20.Bölüm "Baba!"

4.2K 318 126
                                    




Uyandığımızda saat 1'i geçmişti. Sehun pijamalarla dedemlerin yanına çıkamayacağını söylediği için duş almış ve giyinmiştik. Odadan çıktığımızda Rory ve John'a dair hiçbir ize rastlamadık. Odaları da boştu.

Sonra mutfakta, omlet, pastırma ve pankekin soğumaması için üzerine örtülmüş örtüye iliştirilmiş bir not gördük.

Gelmişken biraz gezmeye karar vermişlerdi ve akşama kadar gelmeyeceklerdi.

"Biz ne yapalım?" diye sordu yemekleri benim tabağıma yığarken. Ben de içecek çıkarmış bardaklara dolduruyordu bu sırada.

"Benim ufak bir işim var, sonra dışarı çıkalım mı? İlk randevumuza."

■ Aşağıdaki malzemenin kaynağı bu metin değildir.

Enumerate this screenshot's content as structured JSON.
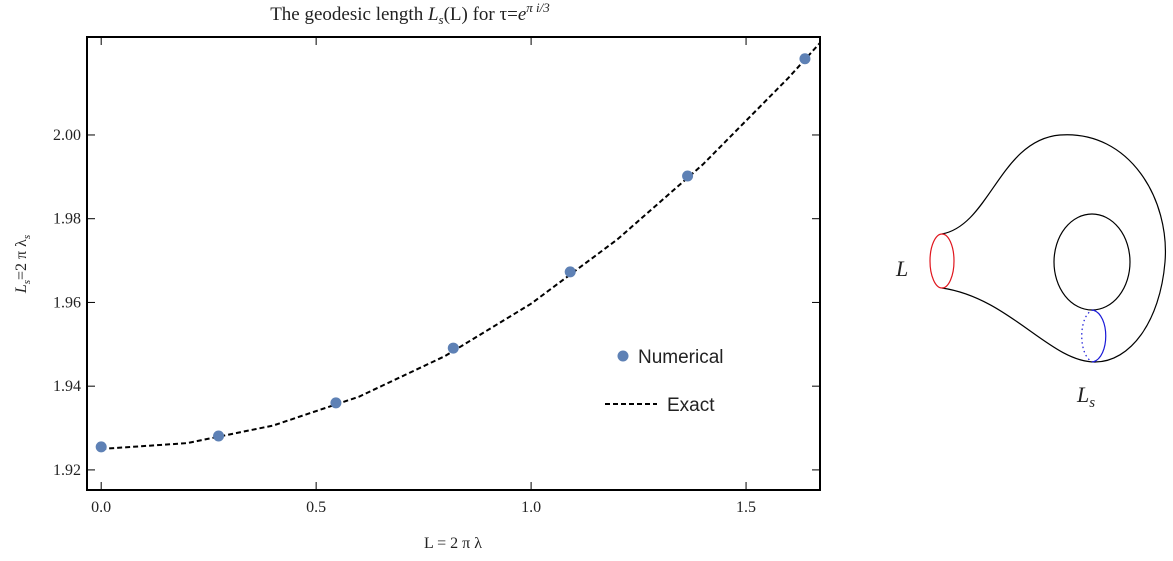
{
  "chart_data": {
    "type": "scatter",
    "title": [
      "The geodesic length ",
      "L",
      "s",
      "(L) for τ=",
      "e",
      "π i/3"
    ],
    "x_label": "L = 2 π λ",
    "y_label": [
      "L",
      "s",
      "=2 π λ",
      "s"
    ],
    "xlim": [
      -0.033,
      1.672
    ],
    "ylim": [
      1.9152,
      2.0234
    ],
    "xticks": [
      {
        "value": 0,
        "label": "0.0"
      },
      {
        "value": 0.5,
        "label": "0.5"
      },
      {
        "value": 1,
        "label": "1.0"
      },
      {
        "value": 1.5,
        "label": "1.5"
      }
    ],
    "yticks": [
      1.92,
      1.94,
      1.96,
      1.98,
      {
        "value": 2,
        "label": "2.00"
      }
    ],
    "grid": false,
    "legend": "right",
    "series": [
      {
        "name": "Numerical",
        "type": "scatter",
        "color": "#5e81b5",
        "x": [
          0,
          0.273,
          0.546,
          0.819,
          1.091,
          1.364,
          1.637
        ],
        "values": [
          1.9255,
          1.9281,
          1.936,
          1.9491,
          1.9673,
          1.9902,
          2.0182
        ]
      },
      {
        "name": "Exact",
        "type": "line",
        "color": "#000000",
        "dashed": true,
        "x": [
          0,
          0.2,
          0.4,
          0.6,
          0.8,
          1.0,
          1.2,
          1.4,
          1.6,
          1.672
        ],
        "values": [
          1.925,
          1.9264,
          1.9306,
          1.9375,
          1.9472,
          1.9597,
          1.975,
          1.993,
          2.0138,
          2.022
        ]
      }
    ]
  },
  "diagram": {
    "labels": [
      {
        "text": "L",
        "color": "#e0161e"
      },
      {
        "text": "L",
        "sub": "s",
        "color": "#1a1ad8"
      }
    ]
  }
}
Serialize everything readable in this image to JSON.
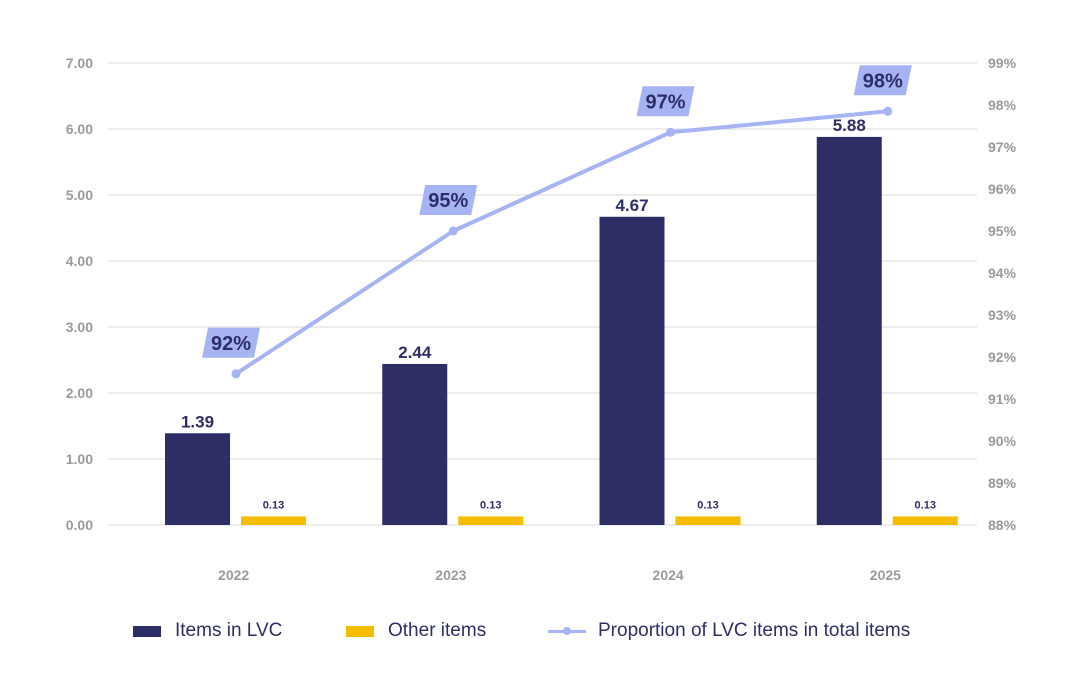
{
  "chart_data": {
    "type": "bar",
    "categories": [
      "2022",
      "2023",
      "2024",
      "2025"
    ],
    "series": [
      {
        "name": "Items in LVC",
        "type": "bar",
        "axis": "left",
        "values": [
          1.39,
          2.44,
          4.67,
          5.88
        ],
        "labels": [
          "1.39",
          "2.44",
          "4.67",
          "5.88"
        ],
        "color": "#2e2e67"
      },
      {
        "name": "Other items",
        "type": "bar",
        "axis": "left",
        "values": [
          0.13,
          0.13,
          0.13,
          0.13
        ],
        "labels": [
          "0.13",
          "0.13",
          "0.13",
          "0.13"
        ],
        "color": "#f5bd00"
      },
      {
        "name": "Proportion of LVC items in total items",
        "type": "line",
        "axis": "right",
        "values": [
          0.916,
          0.95,
          0.9735,
          0.9785
        ],
        "labels": [
          "92%",
          "95%",
          "97%",
          "98%"
        ],
        "color": "#a7b4f3"
      }
    ],
    "left_axis": {
      "min": 0,
      "max": 7,
      "ticks": [
        "0.00",
        "1.00",
        "2.00",
        "3.00",
        "4.00",
        "5.00",
        "6.00",
        "7.00"
      ]
    },
    "right_axis": {
      "min": 0.88,
      "max": 0.99,
      "ticks": [
        "88%",
        "89%",
        "90%",
        "91%",
        "92%",
        "93%",
        "94%",
        "95%",
        "96%",
        "97%",
        "98%",
        "99%"
      ]
    },
    "grid": true,
    "legend_position": "bottom",
    "label_bg_color": "#a7b4f3"
  }
}
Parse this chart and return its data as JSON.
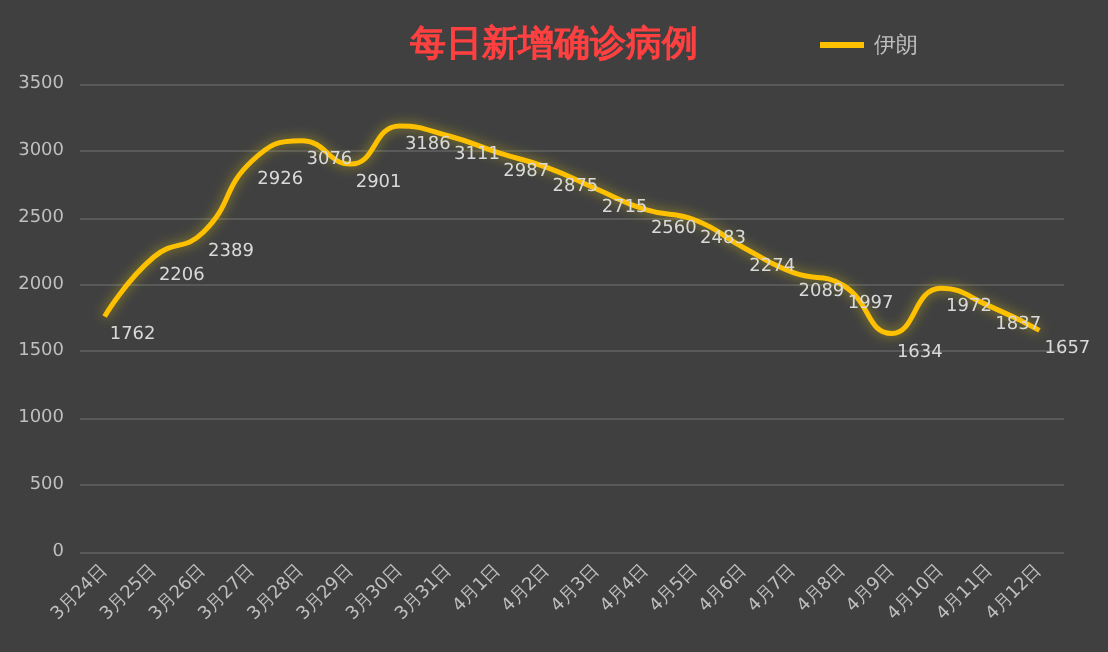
{
  "chart_data": {
    "type": "line",
    "title": "每日新增确诊病例",
    "categories": [
      "3月24日",
      "3月25日",
      "3月26日",
      "3月27日",
      "3月28日",
      "3月29日",
      "3月30日",
      "3月31日",
      "4月1日",
      "4月2日",
      "4月3日",
      "4月4日",
      "4月5日",
      "4月6日",
      "4月7日",
      "4月8日",
      "4月9日",
      "4月10日",
      "4月11日",
      "4月12日"
    ],
    "series": [
      {
        "name": "伊朗",
        "color": "#ffc000",
        "values": [
          1762,
          2206,
          2389,
          2926,
          3076,
          2901,
          3186,
          3111,
          2987,
          2875,
          2715,
          2560,
          2483,
          2274,
          2089,
          1997,
          1634,
          1972,
          1837,
          1657
        ]
      }
    ],
    "ylim": [
      0,
      3500
    ],
    "yticks": [
      0,
      500,
      1000,
      1500,
      2000,
      2500,
      3000,
      3500
    ],
    "grid": "y",
    "legend": "top right",
    "data_labels": true,
    "marker": "none",
    "line_style": "solid"
  }
}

Kaşlarını kaldırdı. "Bizim pek çok randevumuz oldu."

Pankekin içine pastırma ve yumurta koyup dürüm şekline getirdim. Yarısını tek ısırıkta mideye göndermeden önce "Öyle mi, mesela?" diye sordum.

"Agh." diye bir ses çıkardı elimdeki dürüme bakıp. Ben mutlu bir şekilde çiğnemeye devam ediyordum. "Hani çatıya çıkmıştık ya."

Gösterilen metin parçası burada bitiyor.